Surface-enhanced Raman spectroscopy (SERS) uses both roughened metal surfaces and nanoparticles in colloidal solutions to enhance the Raman signal. Recent research has also had a focus on zinc oxide nanostructures.
Nanoparticles are more commonly used due to the fact they can be easily made in the lab whereas roughened surfaces require complicated lithography techniques, with not many surfaces available to buy commercially.
What are Nanoparticles?
Metallic nanoparticles come in a variety of different metals, shapes, sizes, and compositions. The nanoscale size causes electron confinement in metal nanoparticles, which results in surface plasmon resonance. Plasmonic nanoparticles such as silver and gold are the most commonly used due to their unique physical properties.

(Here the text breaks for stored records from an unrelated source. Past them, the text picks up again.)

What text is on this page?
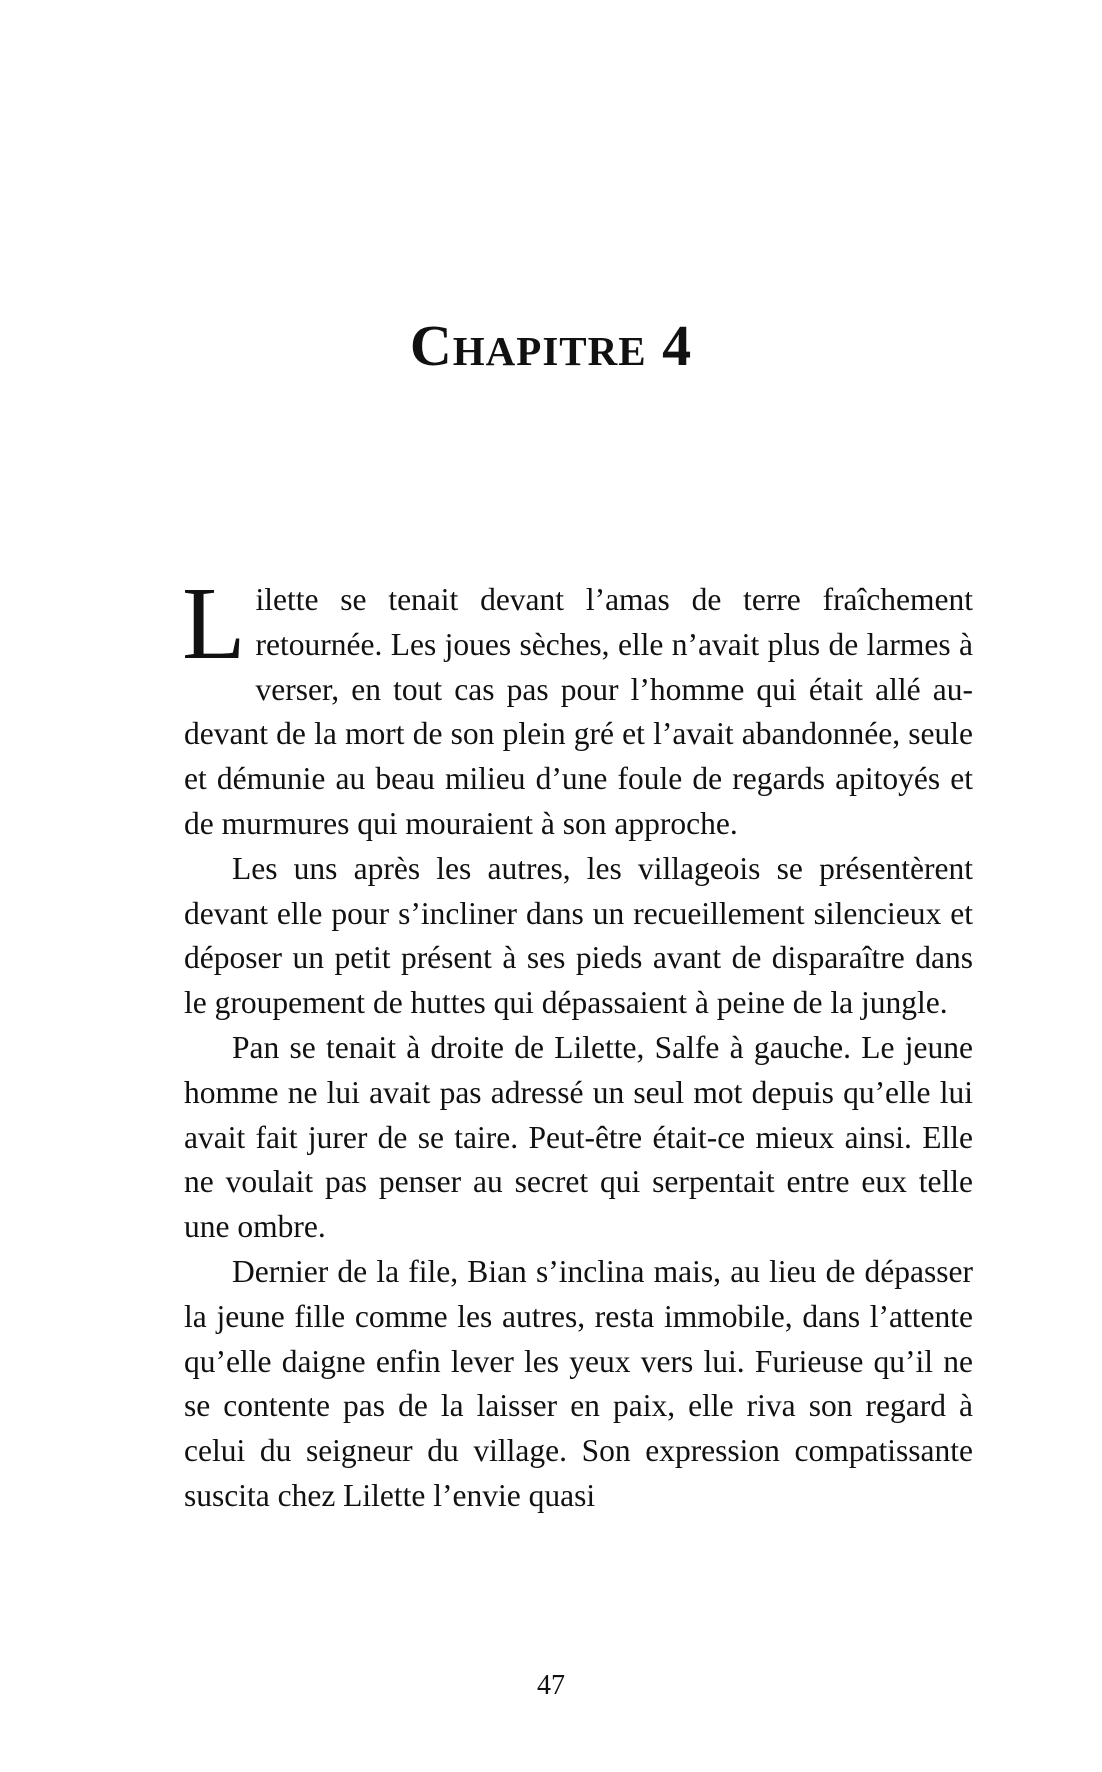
Chapitre 4

Lilette se tenait devant l’amas de terre fraîchement retournée. Les joues sèches, elle n’avait plus de larmes à verser, en tout cas pas pour l’homme qui était allé au-devant de la mort de son plein gré et l’avait abandonnée, seule et démunie au beau milieu d’une foule de regards apitoyés et de murmures qui mouraient à son approche.

Les uns après les autres, les villageois se présentèrent devant elle pour s’incliner dans un recueillement silencieux et déposer un petit présent à ses pieds avant de disparaître dans le groupement de huttes qui dépassaient à peine de la jungle.

Pan se tenait à droite de Lilette, Salfe à gauche. Le jeune homme ne lui avait pas adressé un seul mot depuis qu’elle lui avait fait jurer de se taire. Peut-être était-ce mieux ainsi. Elle ne voulait pas penser au secret qui serpentait entre eux telle une ombre.

Dernier de la file, Bian s’inclina mais, au lieu de dépasser la jeune fille comme les autres, resta immobile, dans l’attente qu’elle daigne enfin lever les yeux vers lui. Furieuse qu’il ne se contente pas de la laisser en paix, elle riva son regard à celui du seigneur du village. Son expression compatissante suscita chez Lilette l’envie quasi

47
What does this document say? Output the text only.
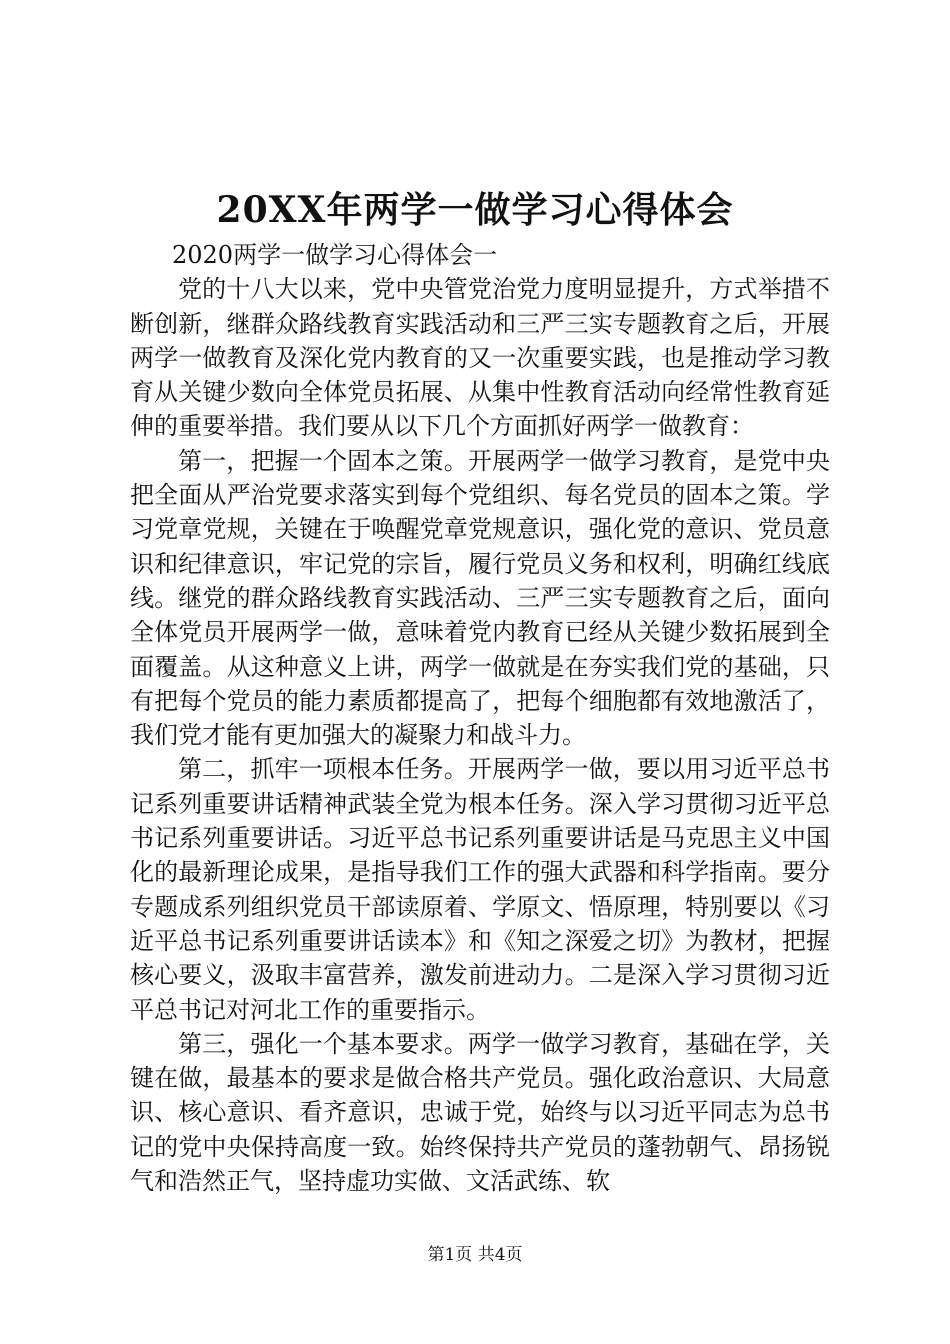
20XX年两学一做学习心得体会

2020两学一做学习心得体会一

党的十八大以来，党中央管党治党力度明显提升，方式举措不断创新，继群众路线教育实践活动和三严三实专题教育之后，开展两学一做教育及深化党内教育的又一次重要实践，也是推动学习教育从关键少数向全体党员拓展、从集中性教育活动向经常性教育延伸的重要举措。我们要从以下几个方面抓好两学一做教育：

第一，把握一个固本之策。开展两学一做学习教育，是党中央把全面从严治党要求落实到每个党组织、每名党员的固本之策。学习党章党规，关键在于唤醒党章党规意识，强化党的意识、党员意识和纪律意识，牢记党的宗旨，履行党员义务和权利，明确红线底线。继党的群众路线教育实践活动、三严三实专题教育之后，面向全体党员开展两学一做，意味着党内教育已经从关键少数拓展到全面覆盖。从这种意义上讲，两学一做就是在夯实我们党的基础，只有把每个党员的能力素质都提高了，把每个细胞都有效地激活了，我们党才能有更加强大的凝聚力和战斗力。

第二，抓牢一项根本任务。开展两学一做，要以用习近平总书记系列重要讲话精神武装全党为根本任务。深入学习贯彻习近平总书记系列重要讲话。习近平总书记系列重要讲话是马克思主义中国化的最新理论成果，是指导我们工作的强大武器和科学指南。要分专题成系列组织党员干部读原着、学原文、悟原理，特别要以《习近平总书记系列重要讲话读本》和《知之深爱之切》为教材，把握核心要义，汲取丰富营养，激发前进动力。二是深入学习贯彻习近平总书记对河北工作的重要指示。

第三，强化一个基本要求。两学一做学习教育，基础在学，关键在做，最基本的要求是做合格共产党员。强化政治意识、大局意识、核心意识、看齐意识，忠诚于党，始终与以习近平同志为总书记的党中央保持高度一致。始终保持共产党员的蓬勃朝气、昂扬锐气和浩然正气，坚持虚功实做、文活武练、软

第1页 共4页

As well as direct detection of samples mixed with nanoparticles, nanoparticles can be deposited or spin-coated onto various surfaces for a more accurate spread for detection, which is similar to using solid roughened surfaces.
The particle shape and size can be altered to give a better enhancement of SERS, but other factors can also be changed. A variety of metals can be used, as well as changing the reducing agent, stabilizer, concentration, temperature, and addition rate.
How They Are Used
SERS nanoparticles can be used across numerous fields. SERS is used for a wide range of testing, including forensics, medical, analytical, trace material analysis and point of care testing. It can be used in research for drug discovery and has the potential to detect diseases such as diabetes, cancer, Alzheimer’s and Parkinson’s. A big area of interest is in the detection of the latest biological and chemical threats, as there are handheld instruments for field testing available.
Nanoparticles can be used as nanotags to label and authenticate different objects. Gold spheres can be functionalized with reporter molecules encased in a silica shell. The nanotags can be used to encode banknotes and jewelry for security, as well as being used for identification of fraud during transportation of goods.
SERS is a fast, label-free technique that can be used for point-of-care testing for therapeutic drug monitoring. SERS is also a chemically specific, label-free technique that provides a non-toxic alternative to immunofluorescence for looking at tissues in vivo.